There’s a USB-C port on the rear that powers the charger and is also used for updating it. Three LEDs on the front indicate when a device is charging properly. Strangely, to update the Base Station Pro you need to use a USB-C-to-USB-A cable, but after the initial update, you can use a USB-C-to-USB-C cable. While I needed to update my charger, Nomad says all future Base Station Pro chargers are shipping with the latest firmware version.

Instead of three traditional copper charging coils, the Base Station Pro utilizes 18 coils and uses Aira’s FreePower wireless charging technology. The Base Station Pro is unique because Nomad embedded these coils directly into a 6mm thick printed circuit board, which, according to Aira, offers a better charging connection and doesn’t require a cooling fan.

Nomad Base Station internals

What this means in practice is, for the most part, you can drop your Qi wireless charging compatible smartphone or wireless earbuds anywhere you want on the Base Station Pro and they will instantly start charging. As a result, you don’t need to shuffle your smartphone around to find that perfect placement like with other wireless chargers.

To be fair, I haven’t tried the Zens Liberty yet, so I can’t compare the Base Station Pro to its main competitor. That said, the actual experience of placing your phone on the charging pad is nearly flawless. The only issue I sometimes encounter is that it takes a couple of seconds for my smartphone to recognize the charger. Unfortunately, it’s the charging portion of the Base Station Pro that’s a little more disappointing than expected.

Side view of Nomad Base Station Pro

Though the Base Station Pro can charge up to three devices at once, it’s limited to extremely slow 5W wireless charging for most devices. Only iPhones can charge at 7.5W, which is disappointing given the charger is being positioned as a universal Qi device. If you’re charging your devices overnight this won’t be a problem, but if you’re looking to get a quick top-up, this level of wireless charging is far too slow.

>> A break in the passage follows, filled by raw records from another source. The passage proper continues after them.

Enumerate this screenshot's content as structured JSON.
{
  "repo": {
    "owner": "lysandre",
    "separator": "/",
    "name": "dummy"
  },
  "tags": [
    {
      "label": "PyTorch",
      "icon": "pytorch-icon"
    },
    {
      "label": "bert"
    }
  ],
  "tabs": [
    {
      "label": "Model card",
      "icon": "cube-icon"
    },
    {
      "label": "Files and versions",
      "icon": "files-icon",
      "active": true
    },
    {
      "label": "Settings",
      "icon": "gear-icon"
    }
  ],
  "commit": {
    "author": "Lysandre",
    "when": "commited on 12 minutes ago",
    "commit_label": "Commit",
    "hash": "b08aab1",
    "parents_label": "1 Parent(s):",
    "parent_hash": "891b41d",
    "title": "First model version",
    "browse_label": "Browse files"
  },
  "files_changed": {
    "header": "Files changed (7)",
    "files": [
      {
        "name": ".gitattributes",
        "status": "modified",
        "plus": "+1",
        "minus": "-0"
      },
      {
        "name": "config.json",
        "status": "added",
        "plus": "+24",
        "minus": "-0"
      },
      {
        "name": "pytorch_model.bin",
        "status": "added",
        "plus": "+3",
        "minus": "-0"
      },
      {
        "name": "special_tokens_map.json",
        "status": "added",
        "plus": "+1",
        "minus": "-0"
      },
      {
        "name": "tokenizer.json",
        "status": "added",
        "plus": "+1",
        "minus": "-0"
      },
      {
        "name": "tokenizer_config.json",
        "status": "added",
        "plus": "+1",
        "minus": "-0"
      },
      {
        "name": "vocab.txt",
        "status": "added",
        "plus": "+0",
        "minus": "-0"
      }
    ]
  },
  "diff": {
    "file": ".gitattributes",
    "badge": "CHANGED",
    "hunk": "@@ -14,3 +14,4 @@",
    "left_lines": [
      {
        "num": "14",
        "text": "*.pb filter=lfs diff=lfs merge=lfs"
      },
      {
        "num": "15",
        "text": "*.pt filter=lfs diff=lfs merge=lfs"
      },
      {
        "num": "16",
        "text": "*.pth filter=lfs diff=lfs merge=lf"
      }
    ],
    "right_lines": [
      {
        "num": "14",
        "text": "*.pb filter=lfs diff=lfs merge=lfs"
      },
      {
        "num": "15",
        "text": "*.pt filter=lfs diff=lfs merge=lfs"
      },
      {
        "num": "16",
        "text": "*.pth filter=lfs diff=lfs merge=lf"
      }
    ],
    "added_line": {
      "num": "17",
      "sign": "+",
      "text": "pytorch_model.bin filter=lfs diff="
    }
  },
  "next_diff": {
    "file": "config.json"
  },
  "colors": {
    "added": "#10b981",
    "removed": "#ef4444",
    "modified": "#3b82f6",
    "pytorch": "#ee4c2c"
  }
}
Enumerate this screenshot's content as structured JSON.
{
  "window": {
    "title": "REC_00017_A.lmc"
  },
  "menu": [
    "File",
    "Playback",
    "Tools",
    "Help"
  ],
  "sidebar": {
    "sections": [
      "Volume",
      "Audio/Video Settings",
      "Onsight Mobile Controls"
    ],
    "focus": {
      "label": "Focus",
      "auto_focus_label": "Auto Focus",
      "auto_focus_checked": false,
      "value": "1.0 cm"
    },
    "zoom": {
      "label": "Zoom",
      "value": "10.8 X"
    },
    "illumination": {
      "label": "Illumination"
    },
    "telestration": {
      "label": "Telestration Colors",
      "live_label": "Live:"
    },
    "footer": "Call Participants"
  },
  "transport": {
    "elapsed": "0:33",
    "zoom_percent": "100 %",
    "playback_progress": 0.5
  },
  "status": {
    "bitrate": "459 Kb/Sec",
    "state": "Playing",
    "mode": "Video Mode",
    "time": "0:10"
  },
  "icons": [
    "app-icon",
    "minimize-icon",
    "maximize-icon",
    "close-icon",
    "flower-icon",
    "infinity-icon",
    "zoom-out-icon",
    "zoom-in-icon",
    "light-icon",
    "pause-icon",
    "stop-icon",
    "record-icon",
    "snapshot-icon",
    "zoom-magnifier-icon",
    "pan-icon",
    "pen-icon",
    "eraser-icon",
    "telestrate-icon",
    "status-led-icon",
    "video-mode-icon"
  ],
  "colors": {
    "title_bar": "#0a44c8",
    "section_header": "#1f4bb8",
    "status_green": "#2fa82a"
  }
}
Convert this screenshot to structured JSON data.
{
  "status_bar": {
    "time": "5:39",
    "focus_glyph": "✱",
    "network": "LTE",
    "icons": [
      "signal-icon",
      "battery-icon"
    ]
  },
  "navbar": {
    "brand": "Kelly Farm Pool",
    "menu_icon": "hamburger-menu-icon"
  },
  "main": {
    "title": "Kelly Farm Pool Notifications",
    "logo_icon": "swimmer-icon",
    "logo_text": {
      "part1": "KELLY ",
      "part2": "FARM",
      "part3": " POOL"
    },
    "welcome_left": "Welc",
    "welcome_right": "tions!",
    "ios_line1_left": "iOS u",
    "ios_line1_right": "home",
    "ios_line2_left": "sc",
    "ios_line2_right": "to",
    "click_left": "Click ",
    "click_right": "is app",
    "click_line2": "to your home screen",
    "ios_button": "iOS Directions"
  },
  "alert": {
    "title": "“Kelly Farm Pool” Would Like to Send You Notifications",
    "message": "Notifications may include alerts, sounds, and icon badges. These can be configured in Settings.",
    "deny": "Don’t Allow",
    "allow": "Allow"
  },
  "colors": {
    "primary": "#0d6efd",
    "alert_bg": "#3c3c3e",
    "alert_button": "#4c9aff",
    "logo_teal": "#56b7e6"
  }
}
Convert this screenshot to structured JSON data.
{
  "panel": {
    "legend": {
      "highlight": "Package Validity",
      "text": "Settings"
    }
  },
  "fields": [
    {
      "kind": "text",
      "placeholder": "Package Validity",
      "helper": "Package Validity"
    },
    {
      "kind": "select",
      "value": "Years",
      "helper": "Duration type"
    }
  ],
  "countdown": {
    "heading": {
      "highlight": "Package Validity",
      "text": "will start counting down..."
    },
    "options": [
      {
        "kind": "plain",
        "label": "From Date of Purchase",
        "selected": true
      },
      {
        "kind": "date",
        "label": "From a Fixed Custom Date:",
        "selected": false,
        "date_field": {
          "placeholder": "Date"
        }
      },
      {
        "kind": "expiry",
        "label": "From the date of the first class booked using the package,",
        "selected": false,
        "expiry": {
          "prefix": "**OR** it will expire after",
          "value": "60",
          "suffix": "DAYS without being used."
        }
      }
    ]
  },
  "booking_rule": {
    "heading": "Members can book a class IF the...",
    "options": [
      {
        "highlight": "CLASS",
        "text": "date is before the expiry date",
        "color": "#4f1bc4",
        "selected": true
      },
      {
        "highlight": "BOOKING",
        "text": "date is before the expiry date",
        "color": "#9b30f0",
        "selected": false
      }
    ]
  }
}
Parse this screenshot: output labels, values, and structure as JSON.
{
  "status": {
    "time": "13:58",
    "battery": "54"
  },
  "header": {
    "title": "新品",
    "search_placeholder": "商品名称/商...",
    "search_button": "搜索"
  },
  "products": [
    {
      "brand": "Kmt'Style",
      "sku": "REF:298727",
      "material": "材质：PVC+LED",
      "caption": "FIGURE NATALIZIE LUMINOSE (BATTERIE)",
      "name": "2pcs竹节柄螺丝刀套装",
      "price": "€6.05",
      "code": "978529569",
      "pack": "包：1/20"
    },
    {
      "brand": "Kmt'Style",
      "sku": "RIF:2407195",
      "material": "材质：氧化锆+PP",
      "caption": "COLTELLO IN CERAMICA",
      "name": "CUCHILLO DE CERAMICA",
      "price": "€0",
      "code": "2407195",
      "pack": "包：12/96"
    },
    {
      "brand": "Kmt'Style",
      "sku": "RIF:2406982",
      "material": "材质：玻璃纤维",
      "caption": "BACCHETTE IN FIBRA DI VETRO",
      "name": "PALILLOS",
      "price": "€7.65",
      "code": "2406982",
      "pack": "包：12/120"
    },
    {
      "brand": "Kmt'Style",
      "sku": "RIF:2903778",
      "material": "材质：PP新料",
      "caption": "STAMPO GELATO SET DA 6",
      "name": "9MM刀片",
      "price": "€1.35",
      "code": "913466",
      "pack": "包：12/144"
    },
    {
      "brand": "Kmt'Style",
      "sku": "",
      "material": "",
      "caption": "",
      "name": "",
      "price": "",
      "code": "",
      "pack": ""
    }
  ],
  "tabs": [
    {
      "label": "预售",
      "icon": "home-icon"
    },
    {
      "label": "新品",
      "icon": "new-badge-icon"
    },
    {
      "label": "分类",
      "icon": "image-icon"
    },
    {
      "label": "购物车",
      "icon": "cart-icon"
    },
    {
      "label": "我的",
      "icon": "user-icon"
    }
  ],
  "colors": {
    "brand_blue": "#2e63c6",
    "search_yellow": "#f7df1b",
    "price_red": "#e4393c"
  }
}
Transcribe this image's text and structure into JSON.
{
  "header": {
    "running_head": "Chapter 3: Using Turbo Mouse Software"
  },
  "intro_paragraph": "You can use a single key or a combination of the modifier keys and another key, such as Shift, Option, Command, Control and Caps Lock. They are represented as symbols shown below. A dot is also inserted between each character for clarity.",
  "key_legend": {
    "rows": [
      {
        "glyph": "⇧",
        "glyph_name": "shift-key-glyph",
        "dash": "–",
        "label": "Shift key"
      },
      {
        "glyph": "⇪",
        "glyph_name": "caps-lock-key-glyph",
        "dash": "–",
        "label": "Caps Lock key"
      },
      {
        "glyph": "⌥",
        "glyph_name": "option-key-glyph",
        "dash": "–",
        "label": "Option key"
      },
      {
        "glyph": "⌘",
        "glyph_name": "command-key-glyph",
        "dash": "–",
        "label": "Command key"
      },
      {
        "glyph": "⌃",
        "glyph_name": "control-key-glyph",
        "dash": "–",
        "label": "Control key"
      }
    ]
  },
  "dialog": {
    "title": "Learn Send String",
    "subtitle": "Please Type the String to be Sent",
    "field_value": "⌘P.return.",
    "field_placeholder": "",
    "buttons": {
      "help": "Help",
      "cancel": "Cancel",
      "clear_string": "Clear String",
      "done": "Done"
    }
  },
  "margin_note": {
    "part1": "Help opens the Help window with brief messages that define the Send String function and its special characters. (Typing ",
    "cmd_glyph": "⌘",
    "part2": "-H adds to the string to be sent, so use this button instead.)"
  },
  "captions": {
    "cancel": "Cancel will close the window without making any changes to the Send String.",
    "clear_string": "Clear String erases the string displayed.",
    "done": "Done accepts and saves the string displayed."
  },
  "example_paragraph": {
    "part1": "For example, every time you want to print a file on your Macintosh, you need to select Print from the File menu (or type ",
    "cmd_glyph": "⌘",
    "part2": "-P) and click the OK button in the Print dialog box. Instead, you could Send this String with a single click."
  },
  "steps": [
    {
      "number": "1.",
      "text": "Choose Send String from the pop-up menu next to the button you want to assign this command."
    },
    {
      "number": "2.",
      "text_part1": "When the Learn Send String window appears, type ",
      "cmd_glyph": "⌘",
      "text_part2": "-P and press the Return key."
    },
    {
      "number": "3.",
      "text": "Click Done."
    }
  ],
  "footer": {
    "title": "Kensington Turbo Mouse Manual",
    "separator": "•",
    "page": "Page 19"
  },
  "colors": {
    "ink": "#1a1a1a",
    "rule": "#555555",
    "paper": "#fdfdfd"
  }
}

In comparison, Nomad’s standard Base Station charger offers 10w charging and the Zens Liberty features 15w charging coupled with a USB-A port designed for an optional Apple Watch charging stand or for plugging in other devices. It’s also worth noting the Zens Liberty is only capable of charging two devices at once compared to the Base Station Pro’s three.

Nomad Base Station Pro logo

The fact that Nomad’s Base Station Pro can’t charge the Apple Watch and doesn’t, at the very least, feature a USB-C or USB-A port that allows me to plug the wearable into it with its own charging cable is disappointing as well. Hopefully, Nomad eventually starts selling a version of the charging pad that includes an Apple Watch charger attachment, similar to its standard Base Station model.

Given this is only the first charger to feature Aira’s innovative FreePower hardware, it’s difficult to be tough on the Nomad Base Station Pro. Still, while this new form of far more user-friendly wireless charging is undeniably the future of the technology, it’ll likely take a few more generations before the Base Station Pro is truly ready for consumers.

The Base Station Pro is available now for $229 USD (about $303 CAD).